Dear Members of the Peabody Community,
Founded in 1866, the Peabody Museum is intricately linked to 19th-century legacies of settler colonialism and imperialism both in the United States and around the globe. In its development as a premier research and teaching institution, the Peabody directly benefited from collecting practices that we recognize today ignore the wishes and values of families and communities, particularly people considered to be outside of western traditions. We must confront the difficult truth that this legacy is embedded within the entire history of the Museum. Collecting—at the Peabody and elsewhere—drove the removal of human remains and cultural materials from communities of origin, creating, for example, one of the largest collections of American Indian remains in the country. These legacies are with us today, present in the language used to document collections, in past exhibitions, and in the ways collections have been used in teaching and research.
As part of a Museum-wide focus on ethical stewardship and Harvard University’s aim to understand and address the historical and enduring connections to the legacy of slavery, we have examined Museum records for individuals who are identified as African American or of African descent and whose associated geographical information places them within the United States. As Harvard University President Larry Bacow announced today, we have identified human remains of fifteen individuals of African descent who were or were likely to have been alive during the period of American enslavement.
This revelation reminds us of the breadth and reach of the legacies of the Museum’s history, and of our ethical responsibilities to affected communities, including those focused on the thousands of Native American individuals within the collection and the Museum’s work under the Native American Graves Protection and Repatriation Act (NAGPRA). In both size and scope, the Peabody cares for one of the largest collections subject to NAGPRA, which, before the legislation was passed, included remains from more than 10,000 individuals, and still includes 7,000 individuals today. A year ago, Edgerley Family Dean of the Faculty of Arts and Sciences Claudine Gay, appointed a NAGPRA Advisory Committee to support the Museum’s long-term commitment to the implementation of NAGPRA and the ethical and moral imperative it represents. This committee, as well as our Faculty Executive Committee, looks forward to joining the work of the University’s new steering committee on human remains chaired by Professor Evelynn Hammonds, who is a member of our Faculty Executive Committee.

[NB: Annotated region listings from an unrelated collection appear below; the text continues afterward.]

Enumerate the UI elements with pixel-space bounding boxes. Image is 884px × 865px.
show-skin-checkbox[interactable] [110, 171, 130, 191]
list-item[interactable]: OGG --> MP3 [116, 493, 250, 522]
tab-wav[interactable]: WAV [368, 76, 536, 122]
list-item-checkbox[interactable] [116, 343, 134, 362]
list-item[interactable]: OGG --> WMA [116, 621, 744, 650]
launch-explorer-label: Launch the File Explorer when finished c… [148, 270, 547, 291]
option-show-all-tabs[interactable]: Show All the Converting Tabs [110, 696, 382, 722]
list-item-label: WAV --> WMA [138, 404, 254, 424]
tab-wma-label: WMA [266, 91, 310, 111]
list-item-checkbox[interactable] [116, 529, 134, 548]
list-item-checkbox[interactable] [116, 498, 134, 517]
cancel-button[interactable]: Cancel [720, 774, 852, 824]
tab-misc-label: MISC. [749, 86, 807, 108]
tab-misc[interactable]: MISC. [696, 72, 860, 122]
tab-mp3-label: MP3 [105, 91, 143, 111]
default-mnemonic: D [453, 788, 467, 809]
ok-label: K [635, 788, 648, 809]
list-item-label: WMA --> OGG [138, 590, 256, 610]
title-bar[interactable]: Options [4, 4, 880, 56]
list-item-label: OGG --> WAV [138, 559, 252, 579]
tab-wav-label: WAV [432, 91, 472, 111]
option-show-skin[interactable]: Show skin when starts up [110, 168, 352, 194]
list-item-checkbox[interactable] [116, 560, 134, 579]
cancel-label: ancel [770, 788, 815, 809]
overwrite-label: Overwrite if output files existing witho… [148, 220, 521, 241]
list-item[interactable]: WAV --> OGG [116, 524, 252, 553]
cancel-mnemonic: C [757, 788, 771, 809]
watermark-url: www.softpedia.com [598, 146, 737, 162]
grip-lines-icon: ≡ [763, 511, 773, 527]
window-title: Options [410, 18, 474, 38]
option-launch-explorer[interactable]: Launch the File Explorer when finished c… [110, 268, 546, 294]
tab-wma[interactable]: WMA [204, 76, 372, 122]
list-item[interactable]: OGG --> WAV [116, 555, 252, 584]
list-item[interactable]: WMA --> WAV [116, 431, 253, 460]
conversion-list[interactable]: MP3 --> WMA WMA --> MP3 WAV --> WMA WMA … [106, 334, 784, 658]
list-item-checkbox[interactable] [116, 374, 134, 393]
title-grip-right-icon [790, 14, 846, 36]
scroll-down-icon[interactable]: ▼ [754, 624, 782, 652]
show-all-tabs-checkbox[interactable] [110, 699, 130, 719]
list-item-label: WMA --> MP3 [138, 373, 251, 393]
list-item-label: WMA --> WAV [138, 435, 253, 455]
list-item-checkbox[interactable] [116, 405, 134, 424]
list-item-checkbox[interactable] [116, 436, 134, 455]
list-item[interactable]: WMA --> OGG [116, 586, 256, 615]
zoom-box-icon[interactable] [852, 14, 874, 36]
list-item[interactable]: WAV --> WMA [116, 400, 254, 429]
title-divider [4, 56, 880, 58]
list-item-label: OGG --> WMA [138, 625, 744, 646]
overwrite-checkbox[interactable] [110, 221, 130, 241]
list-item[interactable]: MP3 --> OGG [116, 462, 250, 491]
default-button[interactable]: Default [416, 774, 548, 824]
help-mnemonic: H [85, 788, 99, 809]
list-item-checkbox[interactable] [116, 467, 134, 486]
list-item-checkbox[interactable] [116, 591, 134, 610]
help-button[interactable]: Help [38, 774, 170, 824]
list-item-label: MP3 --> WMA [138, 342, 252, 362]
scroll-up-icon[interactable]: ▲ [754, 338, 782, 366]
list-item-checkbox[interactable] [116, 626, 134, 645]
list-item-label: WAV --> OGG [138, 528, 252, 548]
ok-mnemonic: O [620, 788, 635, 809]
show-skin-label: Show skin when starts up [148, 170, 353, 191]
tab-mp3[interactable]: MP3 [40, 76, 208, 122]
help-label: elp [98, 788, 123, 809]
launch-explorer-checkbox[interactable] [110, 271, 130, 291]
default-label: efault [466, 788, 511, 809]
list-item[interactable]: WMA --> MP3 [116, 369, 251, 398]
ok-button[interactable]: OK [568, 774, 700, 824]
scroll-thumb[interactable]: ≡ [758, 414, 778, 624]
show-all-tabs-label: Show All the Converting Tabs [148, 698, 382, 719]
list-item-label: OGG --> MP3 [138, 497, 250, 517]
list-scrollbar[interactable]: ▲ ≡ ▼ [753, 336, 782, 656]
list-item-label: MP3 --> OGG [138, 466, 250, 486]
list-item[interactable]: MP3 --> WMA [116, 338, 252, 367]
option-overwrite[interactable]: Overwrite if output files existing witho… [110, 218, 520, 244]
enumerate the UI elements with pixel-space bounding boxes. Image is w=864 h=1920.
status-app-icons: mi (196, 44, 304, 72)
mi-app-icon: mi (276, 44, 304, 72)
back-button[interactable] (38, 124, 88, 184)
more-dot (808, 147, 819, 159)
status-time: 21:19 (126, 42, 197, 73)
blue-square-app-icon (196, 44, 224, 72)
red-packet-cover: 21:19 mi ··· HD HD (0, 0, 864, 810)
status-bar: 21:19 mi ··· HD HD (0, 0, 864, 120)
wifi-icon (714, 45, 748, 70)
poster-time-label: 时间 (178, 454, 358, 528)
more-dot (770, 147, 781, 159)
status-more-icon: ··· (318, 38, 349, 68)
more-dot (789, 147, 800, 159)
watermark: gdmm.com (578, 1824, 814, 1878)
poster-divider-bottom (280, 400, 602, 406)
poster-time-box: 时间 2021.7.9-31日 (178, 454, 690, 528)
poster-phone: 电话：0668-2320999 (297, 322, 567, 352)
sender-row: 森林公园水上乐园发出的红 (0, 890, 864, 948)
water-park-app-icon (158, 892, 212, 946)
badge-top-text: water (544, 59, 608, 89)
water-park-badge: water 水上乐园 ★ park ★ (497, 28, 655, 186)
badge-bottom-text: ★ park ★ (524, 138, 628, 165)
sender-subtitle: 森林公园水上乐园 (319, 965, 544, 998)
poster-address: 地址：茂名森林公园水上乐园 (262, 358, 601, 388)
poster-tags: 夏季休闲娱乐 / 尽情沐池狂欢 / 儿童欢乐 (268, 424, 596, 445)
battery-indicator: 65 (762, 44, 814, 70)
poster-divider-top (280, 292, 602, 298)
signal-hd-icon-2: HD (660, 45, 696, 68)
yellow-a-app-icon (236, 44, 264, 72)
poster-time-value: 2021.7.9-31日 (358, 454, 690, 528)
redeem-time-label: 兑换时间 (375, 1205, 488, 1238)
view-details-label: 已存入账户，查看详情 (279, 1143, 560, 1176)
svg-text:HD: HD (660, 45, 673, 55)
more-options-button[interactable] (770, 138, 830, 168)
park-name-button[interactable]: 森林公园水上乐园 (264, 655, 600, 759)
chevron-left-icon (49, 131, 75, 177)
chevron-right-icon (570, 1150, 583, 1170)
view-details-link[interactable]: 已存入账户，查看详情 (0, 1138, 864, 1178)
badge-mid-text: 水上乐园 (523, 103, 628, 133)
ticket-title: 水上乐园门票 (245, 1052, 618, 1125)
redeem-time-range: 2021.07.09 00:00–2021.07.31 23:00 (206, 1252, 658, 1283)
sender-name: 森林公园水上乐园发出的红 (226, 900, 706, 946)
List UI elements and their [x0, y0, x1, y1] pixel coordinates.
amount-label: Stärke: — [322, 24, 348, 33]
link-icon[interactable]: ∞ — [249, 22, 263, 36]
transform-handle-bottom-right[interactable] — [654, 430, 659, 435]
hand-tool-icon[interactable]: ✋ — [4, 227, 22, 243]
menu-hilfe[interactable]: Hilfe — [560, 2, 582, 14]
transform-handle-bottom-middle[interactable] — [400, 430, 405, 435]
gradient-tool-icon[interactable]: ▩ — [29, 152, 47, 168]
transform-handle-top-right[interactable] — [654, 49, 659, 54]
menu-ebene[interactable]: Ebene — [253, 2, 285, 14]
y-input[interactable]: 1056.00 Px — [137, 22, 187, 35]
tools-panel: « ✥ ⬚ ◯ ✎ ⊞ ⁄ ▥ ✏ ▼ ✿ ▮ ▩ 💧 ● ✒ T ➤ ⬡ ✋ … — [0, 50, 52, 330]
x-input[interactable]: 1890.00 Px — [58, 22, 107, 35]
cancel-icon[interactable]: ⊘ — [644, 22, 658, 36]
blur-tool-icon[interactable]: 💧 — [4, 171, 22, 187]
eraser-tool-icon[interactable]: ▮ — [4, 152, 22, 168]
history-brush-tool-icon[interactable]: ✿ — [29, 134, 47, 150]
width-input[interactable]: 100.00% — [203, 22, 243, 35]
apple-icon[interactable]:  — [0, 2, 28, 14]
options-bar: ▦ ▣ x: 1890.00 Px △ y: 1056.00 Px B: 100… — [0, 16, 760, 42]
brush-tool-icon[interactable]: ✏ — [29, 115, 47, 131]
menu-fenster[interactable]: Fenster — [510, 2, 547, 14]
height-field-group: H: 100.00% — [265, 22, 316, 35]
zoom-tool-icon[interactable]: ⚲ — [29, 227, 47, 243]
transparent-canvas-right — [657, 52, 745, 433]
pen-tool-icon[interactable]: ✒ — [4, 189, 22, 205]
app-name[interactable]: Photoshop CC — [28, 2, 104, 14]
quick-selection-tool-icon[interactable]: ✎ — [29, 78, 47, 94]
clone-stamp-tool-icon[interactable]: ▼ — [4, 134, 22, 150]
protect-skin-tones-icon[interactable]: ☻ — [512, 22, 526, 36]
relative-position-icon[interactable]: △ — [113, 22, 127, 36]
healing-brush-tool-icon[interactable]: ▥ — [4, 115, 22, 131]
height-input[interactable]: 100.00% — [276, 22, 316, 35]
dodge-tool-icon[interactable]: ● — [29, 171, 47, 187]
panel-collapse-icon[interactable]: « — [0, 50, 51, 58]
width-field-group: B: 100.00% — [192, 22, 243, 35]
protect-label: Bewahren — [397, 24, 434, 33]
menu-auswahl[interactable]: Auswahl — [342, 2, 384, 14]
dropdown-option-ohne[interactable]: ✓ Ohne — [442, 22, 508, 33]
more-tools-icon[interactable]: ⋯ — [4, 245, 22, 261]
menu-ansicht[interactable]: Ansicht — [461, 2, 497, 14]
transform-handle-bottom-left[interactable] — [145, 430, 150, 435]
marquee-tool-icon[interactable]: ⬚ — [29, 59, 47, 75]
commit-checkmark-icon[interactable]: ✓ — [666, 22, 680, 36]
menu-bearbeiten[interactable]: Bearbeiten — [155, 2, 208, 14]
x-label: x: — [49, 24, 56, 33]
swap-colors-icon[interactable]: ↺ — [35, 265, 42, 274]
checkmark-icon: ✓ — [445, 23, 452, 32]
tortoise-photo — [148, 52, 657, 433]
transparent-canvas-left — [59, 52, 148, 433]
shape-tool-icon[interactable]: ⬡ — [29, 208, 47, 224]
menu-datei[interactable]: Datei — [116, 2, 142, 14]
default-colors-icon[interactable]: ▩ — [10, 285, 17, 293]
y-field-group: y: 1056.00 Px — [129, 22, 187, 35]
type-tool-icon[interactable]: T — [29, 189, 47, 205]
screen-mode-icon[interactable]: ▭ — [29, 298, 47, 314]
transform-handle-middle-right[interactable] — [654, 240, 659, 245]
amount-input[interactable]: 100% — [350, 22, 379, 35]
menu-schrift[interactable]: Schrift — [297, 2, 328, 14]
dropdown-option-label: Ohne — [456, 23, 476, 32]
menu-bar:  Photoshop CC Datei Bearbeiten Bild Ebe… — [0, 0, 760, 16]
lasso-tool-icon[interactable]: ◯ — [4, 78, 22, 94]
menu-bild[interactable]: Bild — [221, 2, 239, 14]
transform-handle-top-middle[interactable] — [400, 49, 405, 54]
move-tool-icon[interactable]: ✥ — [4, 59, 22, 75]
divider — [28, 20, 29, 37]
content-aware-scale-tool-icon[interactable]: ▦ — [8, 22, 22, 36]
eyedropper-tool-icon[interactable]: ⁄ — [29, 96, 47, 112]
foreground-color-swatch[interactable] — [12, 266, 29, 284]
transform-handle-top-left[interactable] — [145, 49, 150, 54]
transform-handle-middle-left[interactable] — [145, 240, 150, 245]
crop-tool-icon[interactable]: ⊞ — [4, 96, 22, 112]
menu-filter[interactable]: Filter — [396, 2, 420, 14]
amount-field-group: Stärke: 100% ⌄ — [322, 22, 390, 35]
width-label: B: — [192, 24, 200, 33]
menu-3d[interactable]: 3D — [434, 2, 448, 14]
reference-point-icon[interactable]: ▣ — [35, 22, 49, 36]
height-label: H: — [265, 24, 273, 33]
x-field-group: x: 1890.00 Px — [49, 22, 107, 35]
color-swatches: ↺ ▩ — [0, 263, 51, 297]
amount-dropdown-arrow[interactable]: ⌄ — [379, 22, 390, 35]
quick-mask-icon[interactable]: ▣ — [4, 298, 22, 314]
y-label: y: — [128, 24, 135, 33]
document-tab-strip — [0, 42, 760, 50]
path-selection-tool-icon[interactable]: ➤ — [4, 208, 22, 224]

The Peabody, alongside President Bacow, apologizes without equivocation for not confronting our historic collecting practices and stewardship of all of these human remains and for our failure as an institution to face the ethical and moral issues that undergirded the practices that brought them to our Museum. In 1990, when NAGPRA was passed, our Museum should have issued a formal apology. Today, we take the occasion of this current discovery and this wide-ranging institutional apology, to make a specific and formal apology for the practices that led to the Peabody’s large collection of Native American human remains and funerary objects.
We pledge to prioritize the urgent work of understanding and illuminating our history and to begin to make amends. As part of our focus on ethical stewardship, the Museum has begun a new collaborative, multi-year, cross-departmental initiative to critically examine our institutional history. We want to engage, with focus and urgency, our teaching and research mission through collections research, offering a new undergraduate class, and assessing our historic documentation, among other activities.
This effort is only the first step in a much longer and ongoing process of repairing the harm that historic collection practices have perpetrated. The Museum will be an active participant in the University’s new steering committee on human remains. With regard to the fifteen individuals named in President Bacow’s announcement, the Museum is already engaged in learning more about the history of each person so that ethical and respectful decisions can be made, including transfer to descendant communities, re-interment, and burial.
Facing our history is essential to the Museum’s ethical stewardship of the collections in its care. The revelations that such history includes individuals who may have been enslaved, as well as thousands of American Indian individuals, requires a commitment to face that history. We pledge to do exactly that, as we strive to fulfill our responsibility to society and to Indigenous and other communities around the world.